As the concentration of clonidine escalates to 25 ng/mL, a discernible diminution in its positive efficacy becomes apparent. This observation aligns seamlessly with the outcomes of the Western blot analysis, where heightened clonidine concentrations failed to elicit an upregulation in cytokines known for their beneficial roles in wound healing. This intriguing phenomenon is suggestive of a potential threshold beyond which the positive effects of clonidine may be compromised. Plausible explanations for this diminishing effectiveness could revolve around the possibility that elevated clonidine concentrations may instigate adverse side effects. It is conceivable that clonidine, at higher concentrations, may interfere with the activities of pivotal proteins crucial for wound healing, or alternatively, reversible inhibition might occur due to an excessive drug concentration threshold. Delving into the intricate interplay between clonidine concentrations and the molecular pathways involved in wound healing may uncover subtle regulatory nuances, paving the way for more targeted and effective therapeutic interventions in the future.
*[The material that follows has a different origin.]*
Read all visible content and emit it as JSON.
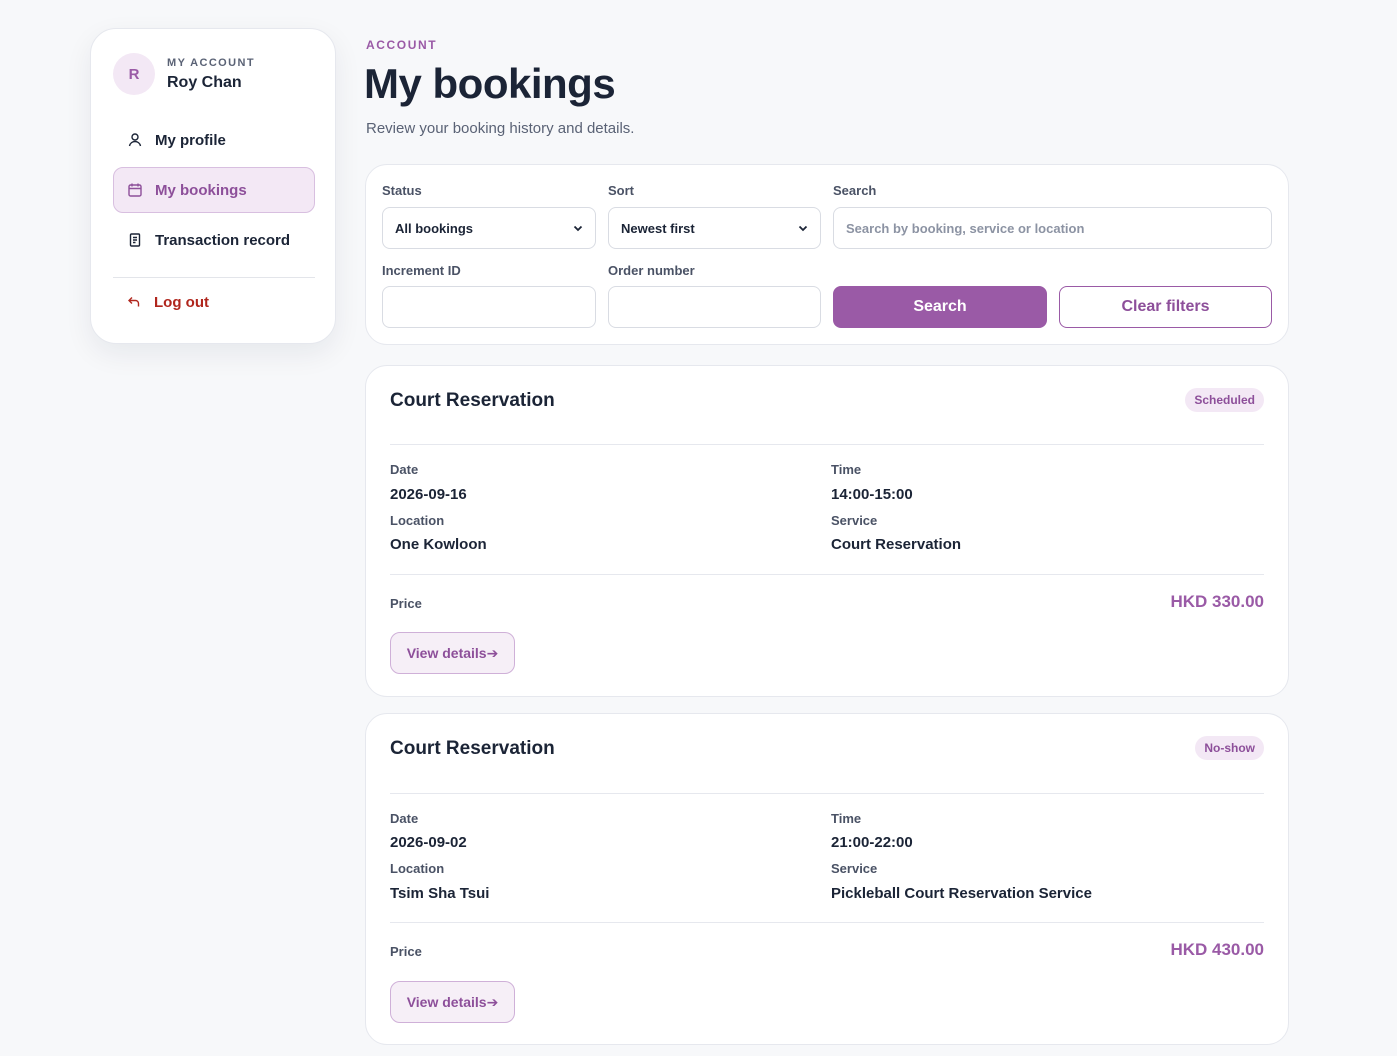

Histopathological analysis serves as a crucial tool for assessing tissue responses to therapeutic interventions and guiding the development of novel pharmaceutical agents. The histopathological analysis of this study (
Figure 5) revealed distinct differences between the vehicle group and the groups treated with varying concentrations of clonidine. In the vehicle group, despite observing complete epithelial repair, the presence of moderate dermal fibrosis suggests inadequate tissue repair, with residual fibrosis remaining. This finding underscores the limitations of natural wound healing processes and highlights the need for interventions to enhance tissue regeneration. Conversely, treatment with 15 ng/mL clonidine resulted in remarkable improvements in tissue repair. The observed complete epithelial repair, along with mild dermal fibrosis and minimal inflammatory cell infiltration, signifies effective wound healing. These results suggest that clonidine at this concentration promotes a favorable environment for tissue regeneration, facilitating efficient epithelial repair while minimizing inflammation and fibrosis. However, it is noteworthy that the efficacy of clonidine appears to be concentration dependent. At a higher concentration of 25 ng/mL, incomplete epithelial repair was observed, accompanied by the presence of inflammatory exudates and absence of dermal fibrosis. This outcome raises questions regarding the optimal dosage of clonidine for promoting wound healing, as higher concentrations may potentially impede the repair process. In summary, the results from both in vivo and in vitro studies demonstrate that clonidine, at a concentration of 15 ng/mL, effectively promotes wound healing. This effect is achieved through stimulating cell proliferation and viability, regulating the expression of proteins involved in the inflammatory response and wound healing, and facilitating complete epithelial repair with minimal inflammation in skin tissue (
Figure 6).
It is essential to conduct a comparative study to assess the wound healing effects of topical clonidine compared to commonly used dressings. Additionally, in our next study, we will explore incorporating clonidine as an adjunct component into various types of dressings. This approach aims to provide valuable insights into both the efficacy and practical application of clonidine. The optimal concentration of clonidine to mitigate unwanted side effects remains unclear, serving as a limitation of this study. This aspect will be addressed in future research endeavors.